Global Group Calls For A 'New Deal' For Journalism

An international group has proposed a “New Deal” for journalism.

This would entail supporting private sector news media through “indirect forms of support, such as tax exemptions, direct support specifically tied to investment in professional journalism and structured to prioritize local media and media serving minorities, and supporting innovation, without tying these forms of support to increasingly marginal forms of distribution like print,” writes Rasmus Kleis Nielsen, director of the Reuters Institute for the Study of Journalism.

Her comments appeared in “A New Deal for Journalism,” a paper by the Working Group For the Sustainability Of Journalism.”



The group argues that independent journalism is headed for a “potential extinction event.”

“The COVID-19 pandemic has worsened the sustainability crisis of journalism and accelerated the impact of these still unsolved systemic issues,” adds Nielsen, who chairs the working group that developed the paper.   

In addition to the suggestions listed above, the group recommends: 

"Supporting public service media with a clear remit and ability to serve the public across all media, not just broadcasting, and strong insulation from political pressure to ensure their editorial independence from government.  

"Supporting the creation of nonprofit news media by easing the creation of journalistic nonprofit organizations.  

"Supporting independent news media globally by committing at least some official development assistance  to journalism in other countries, whether done bilaterally or through joint vehicles."
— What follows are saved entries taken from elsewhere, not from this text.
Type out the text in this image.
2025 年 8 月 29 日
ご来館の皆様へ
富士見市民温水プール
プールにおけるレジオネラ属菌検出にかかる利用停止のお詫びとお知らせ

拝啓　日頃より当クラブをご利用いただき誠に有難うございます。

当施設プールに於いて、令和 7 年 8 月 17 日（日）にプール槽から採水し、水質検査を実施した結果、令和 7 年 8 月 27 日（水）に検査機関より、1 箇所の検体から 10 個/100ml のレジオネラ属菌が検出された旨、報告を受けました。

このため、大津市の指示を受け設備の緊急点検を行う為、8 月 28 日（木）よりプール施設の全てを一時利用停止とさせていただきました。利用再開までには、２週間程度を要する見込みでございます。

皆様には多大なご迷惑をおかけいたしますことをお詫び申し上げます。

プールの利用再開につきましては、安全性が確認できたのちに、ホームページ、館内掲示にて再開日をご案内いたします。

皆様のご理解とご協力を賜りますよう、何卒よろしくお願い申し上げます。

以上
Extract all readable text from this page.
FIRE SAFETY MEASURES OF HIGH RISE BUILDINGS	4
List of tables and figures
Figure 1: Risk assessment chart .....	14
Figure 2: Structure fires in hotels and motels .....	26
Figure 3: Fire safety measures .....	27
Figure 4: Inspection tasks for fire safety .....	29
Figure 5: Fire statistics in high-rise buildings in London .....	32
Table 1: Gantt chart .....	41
"None of these policies is a silver bullet, but they can all make a difference for the better, as long as they are deployed within a framework of fundamental rights and respect for free expression and media freedom (otherwise they can quickly turn into instruments for state capture)," Nielsen states.  

In one possible approach, U.S. Reps. Ann Kirkpatrick, (D-Arizona), and Dan Newhouse, (R-Washington) have introduced a bill called the Local Journalism Sustainability Act. The bipartisan measure would provide tax credits to local newspapers, subscribers and advertisers.